Sobotnia i niedzielna premiera sztuki Andrzeja Lenartowskiego pt. "Spotkamy się w Jerozolimie" w Teatrze im. Stefana Żeromskiego, zdaniem naszych rozmówców, nie była kolejną premierą kolejnej sztuki. Można ją traktować zarówno jako wydarzenie artystyczne, ale przede wszystkim jako wydarzenie z przesłaniem: nigdy więcej takiego mordu, jaki miał miejsce pół wieku temu w Kielcach. Oklaskami nagrodzono grę aktorów i odwagę reżysera Piotra Szczerskiego, lecz ci co najgłośniej klaskali w kuluarach mówili, że "powinno się jednak wymownie milczeć. Reżyser Szczerski tłumaczył nam to w ten sposób, że grobowy nastrój wygaszony został "tańcem życia" w scenie końcowej i tym samym widzowie dostali"pozwolenie" na oklaski.
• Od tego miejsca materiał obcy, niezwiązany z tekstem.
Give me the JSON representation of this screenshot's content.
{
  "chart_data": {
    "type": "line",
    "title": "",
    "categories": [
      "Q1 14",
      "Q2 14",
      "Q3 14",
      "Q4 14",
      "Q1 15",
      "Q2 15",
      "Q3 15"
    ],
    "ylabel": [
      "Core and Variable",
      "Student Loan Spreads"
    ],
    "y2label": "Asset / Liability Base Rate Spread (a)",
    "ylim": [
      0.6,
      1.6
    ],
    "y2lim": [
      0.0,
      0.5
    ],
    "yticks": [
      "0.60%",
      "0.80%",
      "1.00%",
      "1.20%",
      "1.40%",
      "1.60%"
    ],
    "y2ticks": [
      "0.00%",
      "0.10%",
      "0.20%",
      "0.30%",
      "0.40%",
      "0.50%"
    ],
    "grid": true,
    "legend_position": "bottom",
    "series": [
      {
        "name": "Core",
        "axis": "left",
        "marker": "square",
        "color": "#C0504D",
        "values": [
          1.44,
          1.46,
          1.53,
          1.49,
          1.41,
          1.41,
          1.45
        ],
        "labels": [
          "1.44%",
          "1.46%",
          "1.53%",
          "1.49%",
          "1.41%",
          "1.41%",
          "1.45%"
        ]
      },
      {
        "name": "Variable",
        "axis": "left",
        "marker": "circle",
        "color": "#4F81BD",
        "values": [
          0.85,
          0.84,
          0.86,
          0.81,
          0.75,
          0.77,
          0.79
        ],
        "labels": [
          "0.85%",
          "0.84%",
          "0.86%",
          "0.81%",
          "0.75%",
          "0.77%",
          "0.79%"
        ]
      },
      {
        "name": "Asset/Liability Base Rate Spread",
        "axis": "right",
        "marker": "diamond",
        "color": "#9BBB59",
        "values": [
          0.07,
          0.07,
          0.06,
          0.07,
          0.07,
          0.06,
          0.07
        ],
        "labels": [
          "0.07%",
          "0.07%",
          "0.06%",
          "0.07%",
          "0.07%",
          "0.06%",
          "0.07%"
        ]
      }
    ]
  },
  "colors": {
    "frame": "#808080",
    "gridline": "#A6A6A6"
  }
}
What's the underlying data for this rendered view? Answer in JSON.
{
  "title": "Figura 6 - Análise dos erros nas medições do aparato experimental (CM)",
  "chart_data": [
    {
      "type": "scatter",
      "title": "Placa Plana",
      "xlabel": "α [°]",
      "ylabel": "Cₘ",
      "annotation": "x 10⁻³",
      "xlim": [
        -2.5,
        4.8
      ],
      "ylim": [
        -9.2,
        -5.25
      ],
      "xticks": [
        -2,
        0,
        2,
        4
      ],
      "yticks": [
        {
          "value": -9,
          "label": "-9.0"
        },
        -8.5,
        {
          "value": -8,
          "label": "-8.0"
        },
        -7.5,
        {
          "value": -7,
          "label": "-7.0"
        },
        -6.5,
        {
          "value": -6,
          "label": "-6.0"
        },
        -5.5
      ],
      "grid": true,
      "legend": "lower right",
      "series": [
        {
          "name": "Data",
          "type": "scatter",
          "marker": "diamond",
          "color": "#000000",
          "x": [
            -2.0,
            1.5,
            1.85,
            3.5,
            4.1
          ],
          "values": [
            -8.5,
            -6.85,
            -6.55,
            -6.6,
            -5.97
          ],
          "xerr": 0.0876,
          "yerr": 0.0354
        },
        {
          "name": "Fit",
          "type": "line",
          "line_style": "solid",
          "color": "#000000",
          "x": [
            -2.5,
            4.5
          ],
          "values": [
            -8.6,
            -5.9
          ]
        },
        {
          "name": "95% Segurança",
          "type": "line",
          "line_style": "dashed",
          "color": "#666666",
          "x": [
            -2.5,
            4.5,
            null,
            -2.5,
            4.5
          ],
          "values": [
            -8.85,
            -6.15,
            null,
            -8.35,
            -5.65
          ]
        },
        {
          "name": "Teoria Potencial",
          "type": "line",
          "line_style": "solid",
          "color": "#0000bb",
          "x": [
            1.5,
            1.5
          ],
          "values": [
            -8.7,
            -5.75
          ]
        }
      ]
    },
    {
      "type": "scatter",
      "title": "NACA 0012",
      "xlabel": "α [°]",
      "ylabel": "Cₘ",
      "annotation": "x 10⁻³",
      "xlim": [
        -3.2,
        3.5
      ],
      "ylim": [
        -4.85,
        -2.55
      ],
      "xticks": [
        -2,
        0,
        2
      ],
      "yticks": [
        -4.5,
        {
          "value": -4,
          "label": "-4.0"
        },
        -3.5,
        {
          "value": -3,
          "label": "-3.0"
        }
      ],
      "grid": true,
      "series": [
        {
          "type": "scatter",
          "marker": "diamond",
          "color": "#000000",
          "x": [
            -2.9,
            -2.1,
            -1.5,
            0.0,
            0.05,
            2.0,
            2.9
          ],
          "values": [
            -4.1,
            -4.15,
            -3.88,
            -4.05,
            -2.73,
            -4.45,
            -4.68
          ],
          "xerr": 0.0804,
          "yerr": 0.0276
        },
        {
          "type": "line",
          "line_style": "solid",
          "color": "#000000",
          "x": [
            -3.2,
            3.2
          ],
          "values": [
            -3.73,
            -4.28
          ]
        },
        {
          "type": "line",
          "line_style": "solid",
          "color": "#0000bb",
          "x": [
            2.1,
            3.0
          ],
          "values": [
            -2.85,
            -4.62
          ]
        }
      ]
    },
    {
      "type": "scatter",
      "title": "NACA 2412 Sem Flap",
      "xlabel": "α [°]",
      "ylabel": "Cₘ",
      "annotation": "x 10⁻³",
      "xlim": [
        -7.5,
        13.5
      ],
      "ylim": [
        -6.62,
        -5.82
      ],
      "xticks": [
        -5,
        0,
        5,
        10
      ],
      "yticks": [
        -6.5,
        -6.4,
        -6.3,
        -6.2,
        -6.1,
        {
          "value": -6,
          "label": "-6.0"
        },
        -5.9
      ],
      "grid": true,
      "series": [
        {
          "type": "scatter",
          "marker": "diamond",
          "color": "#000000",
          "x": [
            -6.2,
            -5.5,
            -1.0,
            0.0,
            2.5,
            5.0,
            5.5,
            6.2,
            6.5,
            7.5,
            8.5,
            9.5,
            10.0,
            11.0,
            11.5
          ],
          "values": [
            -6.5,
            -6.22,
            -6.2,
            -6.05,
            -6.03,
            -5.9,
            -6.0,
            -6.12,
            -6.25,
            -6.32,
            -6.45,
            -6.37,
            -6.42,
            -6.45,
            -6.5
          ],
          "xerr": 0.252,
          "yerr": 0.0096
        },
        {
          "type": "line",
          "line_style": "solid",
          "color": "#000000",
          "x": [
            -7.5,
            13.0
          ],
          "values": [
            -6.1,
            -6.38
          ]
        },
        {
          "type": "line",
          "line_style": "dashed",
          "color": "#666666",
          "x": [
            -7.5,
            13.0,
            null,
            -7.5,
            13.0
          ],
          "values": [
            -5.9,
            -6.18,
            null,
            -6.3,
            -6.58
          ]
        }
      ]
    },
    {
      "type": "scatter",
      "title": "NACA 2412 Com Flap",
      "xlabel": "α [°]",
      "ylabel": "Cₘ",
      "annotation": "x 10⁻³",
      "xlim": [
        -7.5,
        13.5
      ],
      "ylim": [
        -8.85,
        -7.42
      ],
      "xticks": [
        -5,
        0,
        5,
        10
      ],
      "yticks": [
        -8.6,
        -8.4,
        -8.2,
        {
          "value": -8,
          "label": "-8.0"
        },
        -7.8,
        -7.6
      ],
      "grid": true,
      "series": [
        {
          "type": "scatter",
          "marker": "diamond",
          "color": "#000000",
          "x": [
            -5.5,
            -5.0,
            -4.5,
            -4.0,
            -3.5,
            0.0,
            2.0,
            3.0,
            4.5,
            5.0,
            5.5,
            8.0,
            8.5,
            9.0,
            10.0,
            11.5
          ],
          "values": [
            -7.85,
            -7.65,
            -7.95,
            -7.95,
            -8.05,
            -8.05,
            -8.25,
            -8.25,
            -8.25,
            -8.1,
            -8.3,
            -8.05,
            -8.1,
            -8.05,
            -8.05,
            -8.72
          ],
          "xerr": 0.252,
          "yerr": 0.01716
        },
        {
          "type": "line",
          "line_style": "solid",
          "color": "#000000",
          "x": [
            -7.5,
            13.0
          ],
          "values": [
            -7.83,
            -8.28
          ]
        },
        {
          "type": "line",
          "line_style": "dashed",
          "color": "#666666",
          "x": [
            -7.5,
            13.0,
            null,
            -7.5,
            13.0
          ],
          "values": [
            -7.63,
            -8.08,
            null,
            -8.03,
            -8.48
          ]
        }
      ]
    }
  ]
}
Na sobotnią premierę zaproszenia otrzymali przedstawiciele środowisk opiniotwórczych i władz oraz organizacji żydowskich. Na widowni zatem widzieliśmy całą plejadę osób życia publicznego naszego województwa. Swoją obecnością zaszczycił przedstawiciel rządu polskiego ds. rozmów z diasporą żydowską, honorowy ambasador Krzysztof Śliwiński. Byli również przedstawiciele Centrum Kultury Żydowskiej w Polsce oraz biskup kielecki Mieczysław Jaworski. Przybyli do Kielc goście z Belgii. Widownia wypełniona była do ostatniego miejsca. Widzowie bardzo żywo reagowali na to, co wydarzyło się na scenie w przerwie między aktami i podczas skromnego bankietu po spektaklu. Kilka znaczących osób poprosiliśmy o wypowiedź dla naszej gazety..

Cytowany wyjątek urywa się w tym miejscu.